Yemeği yedikten sonra Melek esnemeye başladı. Bende Selim'e döndüm onun bende olan bakışlarını gördün yüzüm kızardı başımı yere eğdim.

 

 

Selim anlamış olacak ki tebessüm etti. Ayağa kalktı, ve Meleği yürüyen sandalyeyi bindirip konuştu.

 

 

"Hadi bakalım küçük prenses uyku vakti. "

 

 

"Abla bana ninni okur musun? Annenle,annem sana okurmuş ya onu okur musun? "

 

 

"Tabi ki kuzum sen iste yeter ki. "

 

 

Terasın merdivenine gelince meleği kucağına alan Selim'e baktım. Benim güzel yürekli kocam diye iç geçirdim.

 

 

Meleği odasını görünce gözlerim ardına kadar açıldı. Benim güzel kardeşim için oda yapmışlar. Kardeşimi yatağa bırakıp üstünü örttü Selim.

 

 

Kardeşimin yanına yaklaşıp yatağın kenarına oturdum. Kardeşime ninni söyleyeme başladım bir yandan da göz yaşlarım akıyordu.

 

 

"Bebeğin beşiği çamdan,

 

Yuvarlandı düştü damdan,

 

Bey babası gelir Şam'dan...

 

 

Nenni nenni,

 

Nenni nenni,

 

Nenni nenni,

 

Nenni bebek oy...

 

 

Çamlıbel'den çıktım yayan,

 

Dayan ey dizlerimdayan,

 

Kardeş atlı bacı yayan...

 

 

Nenni nenni,

 

Nenni nenni,

 

Nenni nenni,

 

Nenni bebek oy...

 

 

Nenni nenni,

 

Nenni nenni,

 

Nenni nenni,

 

Nenni bebek oy...

 

 

Bebek beni del eyledi

 

Yaktı yıktı kül eyledi,

 

Her kapıya kul eyledi...

 

 

Nenni nenni,

 

Nenni nenni,

 

Nenni nenni,

 

Nenni bebek oy...

 

 

Nenni nenni,

 

Nenni nenni,

 

Nenni nenni,

 

Nenni bebek oy."

 

 

Bahar kokulum, ben türkümü bitirmiş göz yaşlarımı silerken arkadan belime sarılan Selimle ona dönüp sarıldım.
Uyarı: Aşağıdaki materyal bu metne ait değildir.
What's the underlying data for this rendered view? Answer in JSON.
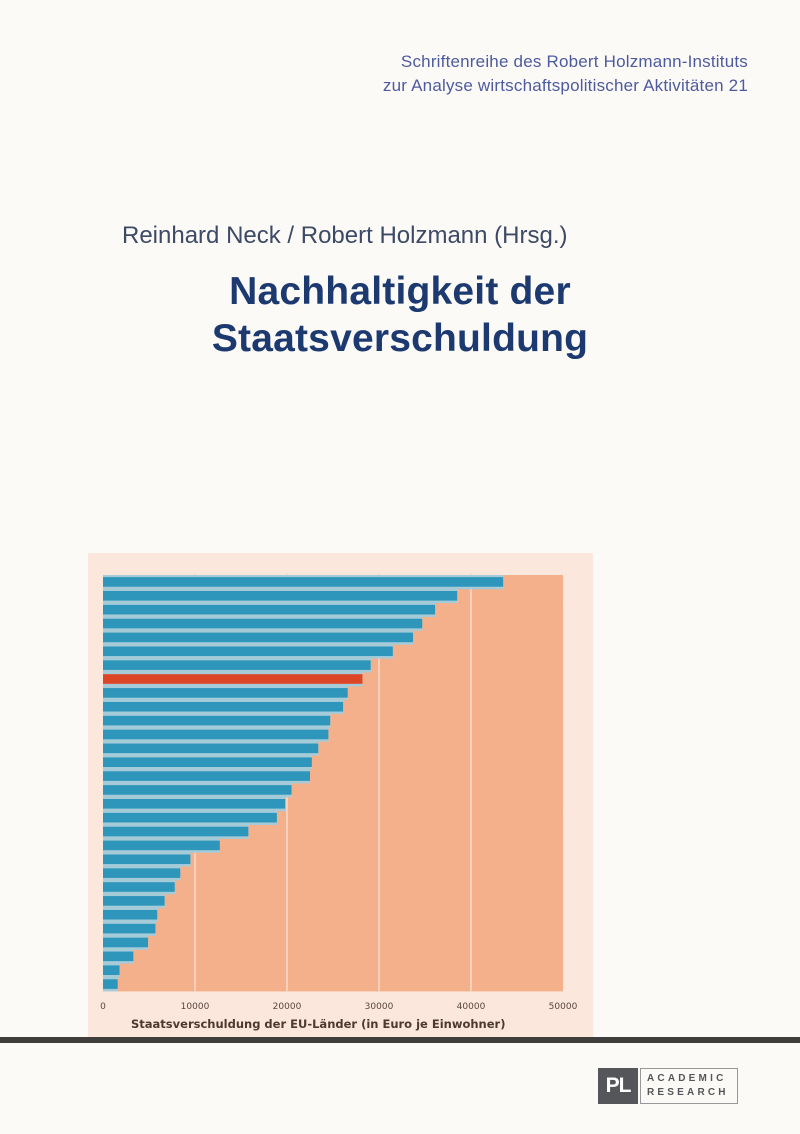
{
  "cover": {
    "series": {
      "line1": "Schriftenreihe des Robert Holzmann-Instituts",
      "line2": "zur Analyse wirtschaftspolitischer Aktivitäten 21"
    },
    "authors": "Reinhard Neck / Robert Holzmann (Hrsg.)",
    "title": {
      "line1": "Nachhaltigkeit der",
      "line2": "Staatsverschuldung"
    }
  },
  "chart_data": {
    "type": "bar",
    "orientation": "horizontal",
    "caption": "Staatsverschuldung der EU-Länder (in Euro je Einwohner)",
    "xlim": [
      0,
      50000
    ],
    "ticks": [
      0,
      10000,
      20000,
      30000,
      40000,
      50000
    ],
    "grid": true,
    "legend": "none",
    "values": [
      43500,
      38500,
      36100,
      34700,
      33700,
      31500,
      29100,
      28200,
      26600,
      26100,
      24700,
      24500,
      23400,
      22700,
      22500,
      20500,
      19800,
      18900,
      15800,
      12700,
      9500,
      8400,
      7800,
      6700,
      5900,
      5700,
      4900,
      3300,
      1800,
      1600
    ],
    "highlight_index": 7
  },
  "publisher": {
    "monogram": "PL",
    "name_line1": "ACADEMIC",
    "name_line2": "RESEARCH"
  },
  "theme": {
    "page-bg": "#fcfaf7",
    "series-color": "#4d5b9e",
    "author-color": "#3d4a66",
    "title-color": "#1c3a70",
    "chart-bg": "#fbe7db",
    "bar-color": "#2e96ba",
    "bar-track-color": "#a5cbd9",
    "highlight-color": "#dc4526",
    "area-color": "#f3b08a",
    "gridline-color": "#f8d6c4",
    "axis-text-color": "#5a463c",
    "caption-color": "#4c3a31",
    "separator-color": "#3f3e3d",
    "logo-color": "#55565a",
    "logo-border-color": "#98989b"
  }
}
Başımı göğüsüne yaslayıp gözlerimi kapattım.

 

 

"Şşşit geçti kötü günler artık önümüzde güzel günler var."

 

 

"Gerçekten kötü gün bitmiş midir?"

 

 

"Gerçekten bitti."

 

 

"Bizde mutlu olabiliriz dimi?"

 

 

"Evet yarın kardeşlerim İstanbul'dan gelecek bir süre kalacak burada."

 

 

"Siz iki kardeşsiniz sanıyordum."

 

 

"Yok ben,Azad,Murat,Ömer sonra da Yeliz doğdu Murat babamın rahmetli ilk eşi olan Ezo ananın oğludur."

 

 

"Anladım hadi çıkalım odadan da güzelce uyusun."

 

 

Odadan çıkıp salona gittik. Gül ve Murat ağabeyi koltukta oturmuş bir şey konuşuyorlardı. Bizi görünce sustular.

 

 

Semiha anne ve Mehmet baba salona gelince elini öpüp köşeye çekildim.

 

 

"Eee gelin kızım kardeşin iyidir inşallah."

 

 

"Çok şükür iyi baba."

 

 

"Oğlum sende hazırsan çıkalım şirketten sonra işim var onu halledip eve geleceğim ."

 

 

"Baba ne işi."

 

 

"İş işte oğlum uzun etme Gül kızım bana akşam en sevdiğim tatlıdan yap senin elin pek tatlı."

 

 

"Olur baba yaparım."

 

 

YAZARDAN

 

 

Gül'ü Murat ile evlendirdiklerinde Gül daha on sekiz yaşına yeni girmişti Murat'ı tanıyordu kalbi kötü bir adamdı. Çok kaçmak istese de en büyük engeli sevdiği adamdan hamile olduğunu öğrenince ayaklarına zincir vurulmuştu. Artık hiç kurtuluşu yoktu hep bir tehdit içinde kalmıştı. Gül'ün kalbi her zaman Ömer için atmıştı.

 

 

Ömer'in kalbi taşlaşmış kırılmaz bir buz kütlesi olmuştu oda Azad gibi duygusuz olmuştu. Biliyordu sevdiği artık haramdı ona .

 

 

Azad işinde oldukça başarılı bir adam olup da hiç bir zaman merhamet,vicdan,sevgi ve saygı hislerini bilmeyen bir adamdı. Kardeşleri için dünyayı yakabilecek bir adamdı. Sevdiği kadını elleriyle toprağa gömdüğünde bu hislerini de gömmüştü.

 

 

Işıl dünyalar güzeli sevdiğiydi.Parlak sarı saçları güneşi,mavi gözleri denizi,gökyüzünü anımsatırdı ona artık o güneş batmış gökyüzünü geceye çevirmişti.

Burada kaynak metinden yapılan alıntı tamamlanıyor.